Abstract

Abstract Verum focus has long been analysed as part of information structure, being accounted for within a theory of focus as generation of alternatives on a polarity value. Recently, however, this view has been challenged, with some authors arguing for a separation between verum and focus. The empirical debate focuses on two types of strategies: either verum is marked identically to focus (e.g., pitch accent in German, English) or through a dedicated strategy (e.g., dedicated markers in Gitksan, Bura, South Marghi). On the basis of the second type, it has been argued that the link between focus and verum is only superficial, with verum instead arising from a lexical operator VERUM. In this paper, we provide evidence in support of the traditional link between truth marking and focus, using original field data on the morphosyntactic expression of information structure in 11 Bantu (Niger-Congo) languages.

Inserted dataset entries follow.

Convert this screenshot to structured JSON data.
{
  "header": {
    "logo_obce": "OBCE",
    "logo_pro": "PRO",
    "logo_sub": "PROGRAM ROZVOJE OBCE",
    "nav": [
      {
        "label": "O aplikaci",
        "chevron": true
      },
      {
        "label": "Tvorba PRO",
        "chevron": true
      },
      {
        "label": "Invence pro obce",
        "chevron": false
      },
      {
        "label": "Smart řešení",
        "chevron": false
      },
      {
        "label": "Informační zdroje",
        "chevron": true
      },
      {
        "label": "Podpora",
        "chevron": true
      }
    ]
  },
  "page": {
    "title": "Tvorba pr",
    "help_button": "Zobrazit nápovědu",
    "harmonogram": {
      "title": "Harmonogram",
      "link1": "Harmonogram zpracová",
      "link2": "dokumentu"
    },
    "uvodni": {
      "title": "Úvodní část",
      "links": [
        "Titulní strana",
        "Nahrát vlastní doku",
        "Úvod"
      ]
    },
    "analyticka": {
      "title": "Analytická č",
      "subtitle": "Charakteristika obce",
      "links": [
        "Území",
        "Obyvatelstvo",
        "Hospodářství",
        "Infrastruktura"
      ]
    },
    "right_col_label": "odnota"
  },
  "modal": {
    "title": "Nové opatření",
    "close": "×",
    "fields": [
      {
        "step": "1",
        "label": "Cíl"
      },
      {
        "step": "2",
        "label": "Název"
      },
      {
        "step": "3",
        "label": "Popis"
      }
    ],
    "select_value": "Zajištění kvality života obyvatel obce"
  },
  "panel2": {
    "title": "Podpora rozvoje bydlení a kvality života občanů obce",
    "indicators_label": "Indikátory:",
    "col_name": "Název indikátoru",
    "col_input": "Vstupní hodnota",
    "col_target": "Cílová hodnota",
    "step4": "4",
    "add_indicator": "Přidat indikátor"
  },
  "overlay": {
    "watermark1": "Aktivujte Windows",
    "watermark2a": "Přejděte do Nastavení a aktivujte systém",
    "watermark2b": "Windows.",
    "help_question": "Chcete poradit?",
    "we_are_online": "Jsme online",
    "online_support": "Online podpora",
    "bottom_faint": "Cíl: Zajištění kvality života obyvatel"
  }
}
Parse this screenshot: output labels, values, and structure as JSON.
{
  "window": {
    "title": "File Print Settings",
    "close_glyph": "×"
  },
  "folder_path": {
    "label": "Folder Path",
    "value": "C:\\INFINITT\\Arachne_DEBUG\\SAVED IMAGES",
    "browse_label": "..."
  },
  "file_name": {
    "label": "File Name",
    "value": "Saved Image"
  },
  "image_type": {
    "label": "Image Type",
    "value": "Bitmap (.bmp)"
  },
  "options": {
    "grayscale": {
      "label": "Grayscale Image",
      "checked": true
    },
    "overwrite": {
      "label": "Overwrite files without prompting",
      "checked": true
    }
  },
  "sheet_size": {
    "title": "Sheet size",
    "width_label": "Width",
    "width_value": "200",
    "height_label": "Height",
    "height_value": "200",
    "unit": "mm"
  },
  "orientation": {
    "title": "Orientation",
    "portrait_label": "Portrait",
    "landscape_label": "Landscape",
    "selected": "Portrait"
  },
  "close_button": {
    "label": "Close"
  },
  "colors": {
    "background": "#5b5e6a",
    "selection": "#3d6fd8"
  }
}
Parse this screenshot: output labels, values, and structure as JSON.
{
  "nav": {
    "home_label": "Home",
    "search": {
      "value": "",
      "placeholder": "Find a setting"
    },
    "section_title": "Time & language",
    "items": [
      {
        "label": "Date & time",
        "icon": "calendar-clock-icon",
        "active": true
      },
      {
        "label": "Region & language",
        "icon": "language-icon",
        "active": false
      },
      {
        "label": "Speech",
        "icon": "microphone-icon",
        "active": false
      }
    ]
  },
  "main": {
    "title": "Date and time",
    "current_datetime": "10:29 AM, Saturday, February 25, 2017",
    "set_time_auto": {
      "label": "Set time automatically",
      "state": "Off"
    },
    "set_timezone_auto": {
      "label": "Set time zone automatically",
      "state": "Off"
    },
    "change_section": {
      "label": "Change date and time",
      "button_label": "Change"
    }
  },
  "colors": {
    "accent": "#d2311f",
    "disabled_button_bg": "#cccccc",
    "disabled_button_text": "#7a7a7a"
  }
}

By working from function to form, we show that these languages use a variety of grammatical strategies for truth expression, strategies that are used elsewhere in the information structural system for backgrounding. In this way, verum is not directly marked by focal accent but marked indirectly via backgrounding, which we formulate as the Backgrounding and Underspecification Thesis (BUT). On the basis of this Bantu evidence, we add a third type of strategy to the typology, where verum is marked indirectly via backgrounding. We use this updated typology to argue in favour of maintaining a conceptual link between verum, polarity focus, and predicated-centred focus more broadly.